Nobel Prize-winning economist Paul Krugman calculates that there's at
least a $2.1 trillion hole in the economy - an "output gap" between
production capacity and consumers' ability to buy goods. Filling that
hole would require direct investment (like Obama's public works
proposal) of at least $1.5 trillion. But Obama's plan only contains $355
billion, of which only $136 billion would be spent within the next two
years. It's better than nothing, but not by much. Obama wants to plug a
gushing artery with a Band-Aid one-tenth the size of the wound.
It's churlish to predict that Obama's approach won't work. But even
Obama admits it won't. He promises to create four million new jobs by
2011. But we're currently losing four million jobs every five months. If
Obama delivers, 25 million Americans will have lost their jobs by 2011.
(The math differential is due to the fact that population growth
increases the workforce by 2.8 million jobs annually.) With unemployment
figures like that, no one will doubt that we're in a real depression:
bread lines, suicides, the whole bit.
Obama's order to close Guantanamo and the CIA's secret "black site"
torture prisons within a year is heartening. But as with his other
initiatives, it doesn't go far enough. The detainees should have been
freed, paid a generous compensation package, and given a formal apology
from the US government on Day One of his administration. Gitmo should
have been shuttered immediately. All the torture criminals from Bush to
the US Navy guards should have been thrown in prison and put on trial.
Instead, Obama's goons (they're his now) will keep torturing the
detainees for at least another year. Some detainees may still be
subjected to kangaroo courts. And Obama's executive orders contain
weasel words that let him take back America's renewed commitment to
constitutional rights with the snap of a finger. The orders, reports the
Times, "could also allow Mr Obama to reinstate the CIA's detention and
interrogation operations in the future, by presidential order, as some
have argued would be appropriate if Osama bin Laden or another top-level
leader of al-Qaida were captured".
Meanwhile, the Bush administration creeps who personally ordered the
murder and torture of innocents kidnapped by the military, including
young children, will not face prosecution.
During the campaign, Obama promised there would be "no more illegal
wiretapping of American citizens". He has since changed his mind. Obama
will keep the USA-Patriot Act. Habeas corpus, eliminated by the Military
Commissions Act, won't come back.
The biggest reason hope doesn't stand a chance is Afghanistan, where
Obama plans to send the soldiers he wants to pull out of Iraq. The
international community, which understands that the 2001 US invasion of
Afghanistan had no more to do with 9/11 than the war against Iraq, will
not take kindly to this escalation. Moreover, the war against
Afghanistan is even less winnable than Iraq. At a time when we can least
afford foreign adventurism, Obama plans to pour billions of dollars and
thousands of lives into an Afghan charnel house with no prospect of victory.
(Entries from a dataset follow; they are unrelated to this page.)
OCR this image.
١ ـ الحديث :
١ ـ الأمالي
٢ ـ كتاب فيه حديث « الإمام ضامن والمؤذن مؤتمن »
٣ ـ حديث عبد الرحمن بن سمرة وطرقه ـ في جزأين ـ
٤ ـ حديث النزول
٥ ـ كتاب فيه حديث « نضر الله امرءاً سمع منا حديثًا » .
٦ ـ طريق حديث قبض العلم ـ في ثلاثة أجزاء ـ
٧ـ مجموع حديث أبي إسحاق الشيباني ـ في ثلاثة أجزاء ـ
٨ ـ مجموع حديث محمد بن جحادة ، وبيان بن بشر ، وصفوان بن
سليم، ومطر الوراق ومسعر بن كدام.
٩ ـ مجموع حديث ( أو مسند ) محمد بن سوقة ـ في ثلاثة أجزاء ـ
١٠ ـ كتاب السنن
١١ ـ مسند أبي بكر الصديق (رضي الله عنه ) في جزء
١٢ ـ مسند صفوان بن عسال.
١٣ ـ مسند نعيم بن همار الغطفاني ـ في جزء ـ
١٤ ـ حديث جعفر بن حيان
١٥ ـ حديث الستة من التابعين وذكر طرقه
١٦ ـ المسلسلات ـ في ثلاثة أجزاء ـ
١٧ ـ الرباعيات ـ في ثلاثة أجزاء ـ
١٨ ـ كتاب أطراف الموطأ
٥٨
Bush faced energetic opposition. Obama, on the other hand, is adored by
the very people who should be shouting at him the loudest. Conservatives
lost their credibility by supporting Bush, leaving Republican voices out
in the cold.
Give the man a chance? Not me. I've sized up him, his advisers and their
plans, and already found them sorely wanting. It won't take long, as
Obama's failures prove the foolishness of Americans' blind trust in him.
Obama isn't our FDR. He's our Mikhail Gorbachev: likeable, intelligent,
well-meaning, and ultimately doomed by his insistence on being
reasonable during unreasonable times.
_____
Ted Rall is the author of To Afghanistan and Back: A Graphic Travelogue
and Silk Road to Ruin: Is Central Asia the New Middle East? (2002) He
draws cartoons and writes columns for Universal Press Syndicate.